New evidence, however, shows that the “reservoir” concept does not currently apply to badgers and cattle. By sequencing the genomes of bTB bacteria, scientists have used tiny variations in genetic sequences to trace chains of infection from animal to animal. Such studies have indeed found cases where badgers have infected cattle. But they have revealed far more cases of cattle-to-cattle transmission: in the largest study, for every cattle herd infected by badgers, there were 17 herds infected by other cattle. Such high transmission among cattle happens because the most widely-used test misses many infected cattle, allowing disease to spread undetected. In the past, when herds tested clear, only to be shut-down again soon afterwards, it was assumed that they were being re-infected by badgers. New evidence shows that it is far more likely that they were persistently infected throughout.

This insight means that the big wins in bringing down bTB will come from improving cattle testing – and so this is a major focus of the new strategy, empowering farmers and vets to avoid business shut-downs by going beyond the testing required by government. Accordingly, the new strategy focuses far less on wildlife, encouraging badger vaccination in priority areas, and surveillance in deer, but otherwise emphasising cattle testing and vaccination. Badger cull licences have expired across the High-Risk Area on England, and not been renewed.

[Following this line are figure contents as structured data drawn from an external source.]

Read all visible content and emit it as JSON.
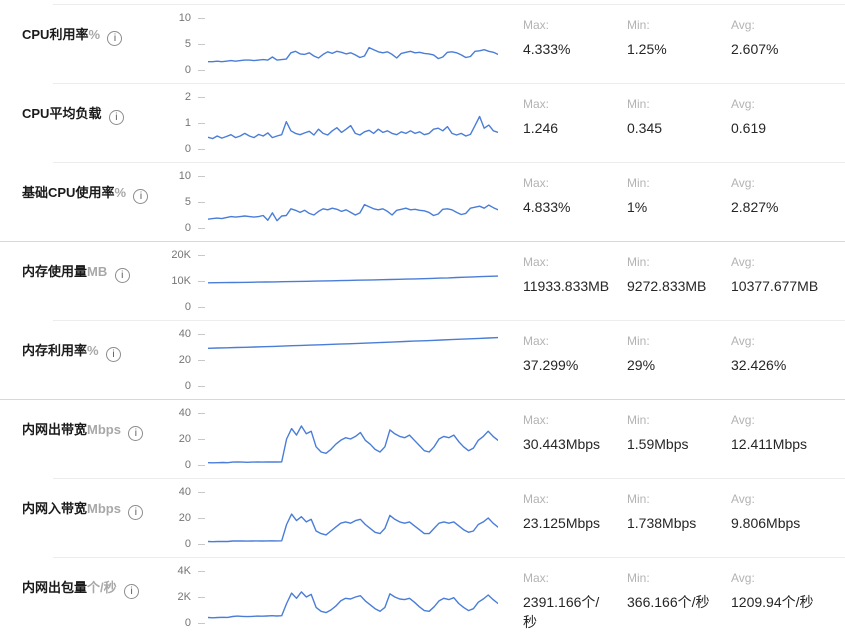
{
  "theme": {
    "line_color": "#4a7dd8",
    "row_divider": "#ececec",
    "group_divider": "#d8d8d8"
  },
  "icons": {
    "info": "i"
  },
  "labels": {
    "max": "Max:",
    "min": "Min:",
    "avg": "Avg:"
  },
  "rows": [
    {
      "label": "CPU利用率",
      "unit": "%",
      "ticks": [
        "10",
        "5",
        "0"
      ],
      "stats": {
        "max": "4.333%",
        "min": "1.25%",
        "avg": "2.607%"
      }
    },
    {
      "label": "CPU平均负载",
      "unit": "",
      "ticks": [
        "2",
        "1",
        "0"
      ],
      "stats": {
        "max": "1.246",
        "min": "0.345",
        "avg": "0.619"
      }
    },
    {
      "label": "基础CPU使用率",
      "unit": "%",
      "ticks": [
        "10",
        "5",
        "0"
      ],
      "stats": {
        "max": "4.833%",
        "min": "1%",
        "avg": "2.827%"
      }
    },
    {
      "label": "内存使用量",
      "unit": "MB",
      "ticks": [
        "20K",
        "10K",
        "0"
      ],
      "stats": {
        "max": "11933.833MB",
        "min": "9272.833MB",
        "avg": "10377.677MB"
      }
    },
    {
      "label": "内存利用率",
      "unit": "%",
      "ticks": [
        "40",
        "20",
        "0"
      ],
      "stats": {
        "max": "37.299%",
        "min": "29%",
        "avg": "32.426%"
      }
    },
    {
      "label": "内网出带宽",
      "unit": "Mbps",
      "ticks": [
        "40",
        "20",
        "0"
      ],
      "stats": {
        "max": "30.443Mbps",
        "min": "1.59Mbps",
        "avg": "12.411Mbps"
      }
    },
    {
      "label": "内网入带宽",
      "unit": "Mbps",
      "ticks": [
        "40",
        "20",
        "0"
      ],
      "stats": {
        "max": "23.125Mbps",
        "min": "1.738Mbps",
        "avg": "9.806Mbps"
      }
    },
    {
      "label": "内网出包量",
      "unit": "个/秒",
      "ticks": [
        "4K",
        "2K",
        "0"
      ],
      "stats": {
        "max": "2391.166个/秒",
        "min": "366.166个/秒",
        "avg": "1209.94个/秒"
      }
    }
  ],
  "chart_data": [
    {
      "type": "line",
      "title": "CPU利用率%",
      "ylim": [
        0,
        10
      ],
      "yticks": [
        0,
        5,
        10
      ],
      "stats": {
        "max": 4.333,
        "min": 1.25,
        "avg": 2.607
      },
      "values": [
        1.6,
        1.6,
        1.7,
        1.6,
        1.7,
        1.8,
        1.7,
        1.8,
        1.9,
        1.9,
        1.8,
        1.9,
        2.0,
        1.9,
        2.5,
        1.9,
        2.0,
        2.1,
        3.3,
        3.6,
        3.1,
        3.0,
        3.3,
        2.7,
        2.3,
        3.0,
        3.5,
        3.2,
        3.6,
        3.4,
        3.1,
        3.3,
        2.9,
        2.4,
        2.7,
        4.3,
        3.9,
        3.5,
        3.3,
        3.5,
        3.0,
        2.3,
        3.2,
        3.4,
        3.6,
        3.3,
        3.4,
        3.2,
        3.1,
        2.9,
        2.2,
        2.5,
        3.4,
        3.5,
        3.3,
        2.9,
        2.4,
        2.6,
        3.6,
        3.7,
        3.9,
        3.6,
        3.4,
        3.0
      ]
    },
    {
      "type": "line",
      "title": "CPU平均负载",
      "ylim": [
        0,
        2
      ],
      "yticks": [
        0,
        1,
        2
      ],
      "stats": {
        "max": 1.246,
        "min": 0.345,
        "avg": 0.619
      },
      "values": [
        0.45,
        0.4,
        0.5,
        0.42,
        0.48,
        0.55,
        0.44,
        0.5,
        0.6,
        0.5,
        0.44,
        0.56,
        0.5,
        0.62,
        0.44,
        0.5,
        0.55,
        1.05,
        0.7,
        0.6,
        0.55,
        0.62,
        0.68,
        0.54,
        0.76,
        0.6,
        0.54,
        0.7,
        0.82,
        0.64,
        0.76,
        0.9,
        0.6,
        0.54,
        0.66,
        0.72,
        0.6,
        0.76,
        0.64,
        0.7,
        0.6,
        0.55,
        0.66,
        0.6,
        0.7,
        0.6,
        0.66,
        0.55,
        0.6,
        0.76,
        0.8,
        0.7,
        0.86,
        0.6,
        0.54,
        0.6,
        0.5,
        0.56,
        0.9,
        1.25,
        0.8,
        0.92,
        0.7,
        0.64
      ]
    },
    {
      "type": "line",
      "title": "基础CPU使用率%",
      "ylim": [
        0,
        10
      ],
      "yticks": [
        0,
        5,
        10
      ],
      "stats": {
        "max": 4.833,
        "min": 1,
        "avg": 2.827
      },
      "values": [
        1.7,
        1.8,
        1.9,
        1.8,
        2.0,
        2.2,
        2.1,
        2.2,
        2.3,
        2.2,
        2.1,
        2.2,
        2.4,
        1.5,
        2.9,
        1.4,
        2.3,
        2.4,
        3.7,
        3.4,
        3.0,
        3.4,
        2.8,
        2.5,
        3.2,
        3.7,
        3.5,
        3.8,
        3.6,
        3.2,
        3.5,
        3.0,
        2.5,
        2.9,
        4.5,
        4.1,
        3.7,
        3.5,
        3.7,
        3.2,
        2.5,
        3.4,
        3.6,
        3.8,
        3.5,
        3.6,
        3.4,
        3.3,
        3.0,
        2.4,
        2.7,
        3.6,
        3.7,
        3.5,
        3.0,
        2.6,
        2.8,
        3.8,
        4.0,
        4.2,
        3.8,
        4.4,
        3.9,
        3.5
      ]
    },
    {
      "type": "line",
      "title": "内存使用量MB",
      "ylim": [
        0,
        20000
      ],
      "yticks": [
        0,
        10000,
        20000
      ],
      "stats": {
        "max": 11933.833,
        "min": 9272.833,
        "avg": 10377.677
      },
      "values": [
        9300,
        9330,
        9380,
        9420,
        9460,
        9500,
        9560,
        9610,
        9670,
        9720,
        9780,
        9840,
        9900,
        9960,
        10020,
        10090,
        10150,
        10220,
        10290,
        10360,
        10430,
        10500,
        10580,
        10660,
        10740,
        10820,
        10900,
        11000,
        11100,
        11200,
        11330,
        11450,
        11570,
        11700,
        11800,
        11900
      ]
    },
    {
      "type": "line",
      "title": "内存利用率%",
      "ylim": [
        0,
        40
      ],
      "yticks": [
        0,
        20,
        40
      ],
      "stats": {
        "max": 37.299,
        "min": 29,
        "avg": 32.426
      },
      "values": [
        29,
        29.2,
        29.4,
        29.6,
        29.8,
        30,
        30.2,
        30.5,
        30.7,
        31,
        31.2,
        31.5,
        31.7,
        32,
        32.2,
        32.5,
        32.8,
        33,
        33.3,
        33.6,
        33.9,
        34.2,
        34.5,
        34.8,
        35.1,
        35.4,
        35.7,
        36,
        36.3,
        36.6,
        36.9,
        37.2
      ]
    },
    {
      "type": "line",
      "title": "内网出带宽Mbps",
      "ylim": [
        0,
        40
      ],
      "yticks": [
        0,
        20,
        40
      ],
      "stats": {
        "max": 30.443,
        "min": 1.59,
        "avg": 12.411
      },
      "values": [
        1.8,
        1.7,
        1.8,
        1.9,
        1.8,
        2.2,
        2.4,
        2.2,
        2.1,
        2.2,
        2.3,
        2.2,
        2.3,
        2.4,
        2.3,
        2.4,
        20,
        28,
        23,
        30,
        24,
        26,
        14,
        10,
        9,
        12,
        16,
        19,
        21,
        20,
        22,
        25,
        19,
        16,
        12,
        10,
        14,
        27,
        24,
        22,
        21,
        23,
        19,
        15,
        11,
        10,
        14,
        20,
        22,
        21,
        23,
        18,
        14,
        11,
        13,
        19,
        22,
        26,
        22,
        19
      ]
    },
    {
      "type": "line",
      "title": "内网入带宽Mbps",
      "ylim": [
        0,
        40
      ],
      "yticks": [
        0,
        20,
        40
      ],
      "stats": {
        "max": 23.125,
        "min": 1.738,
        "avg": 9.806
      },
      "values": [
        1.9,
        1.8,
        1.9,
        2.0,
        1.9,
        2.3,
        2.4,
        2.3,
        2.2,
        2.3,
        2.4,
        2.3,
        2.4,
        2.5,
        2.4,
        2.5,
        15,
        23,
        18,
        21,
        17,
        19,
        10,
        8,
        7,
        10,
        13,
        16,
        17,
        16,
        18,
        19,
        15,
        12,
        9,
        8,
        12,
        22,
        19,
        17,
        16,
        17,
        14,
        11,
        8,
        8,
        12,
        16,
        17,
        16,
        17,
        14,
        11,
        9,
        10,
        15,
        17,
        20,
        16,
        13
      ]
    },
    {
      "type": "line",
      "title": "内网出包量个/秒",
      "ylim": [
        0,
        4000
      ],
      "yticks": [
        0,
        2000,
        4000
      ],
      "stats": {
        "max": 2391.166,
        "min": 366.166,
        "avg": 1209.94
      },
      "values": [
        420,
        400,
        420,
        440,
        430,
        500,
        530,
        510,
        490,
        510,
        530,
        520,
        540,
        560,
        540,
        560,
        1500,
        2300,
        1900,
        2390,
        2000,
        2200,
        1200,
        900,
        800,
        1000,
        1300,
        1700,
        1900,
        1850,
        2000,
        2100,
        1700,
        1400,
        1100,
        900,
        1200,
        2250,
        2000,
        1850,
        1800,
        1900,
        1600,
        1250,
        950,
        900,
        1250,
        1700,
        1900,
        1800,
        1950,
        1500,
        1200,
        950,
        1100,
        1600,
        1850,
        2150,
        1800,
        1500
      ]
    }
  ]
}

Finding solutions that work for everyone

Past controversies have entrenched ideas and slowed the adoption of new and better bTB control tools. In a first for the UK government, the new strategy has been co-designed by farmers, vets, scientists, and policymakers, with input from over 100 experts, to give it the best chance – if accepted and properly funded – of solving this complex problem, and making England officially bTB-free by 2038. If successful, the co-design approach offers exciting opportunities for other challenging problems.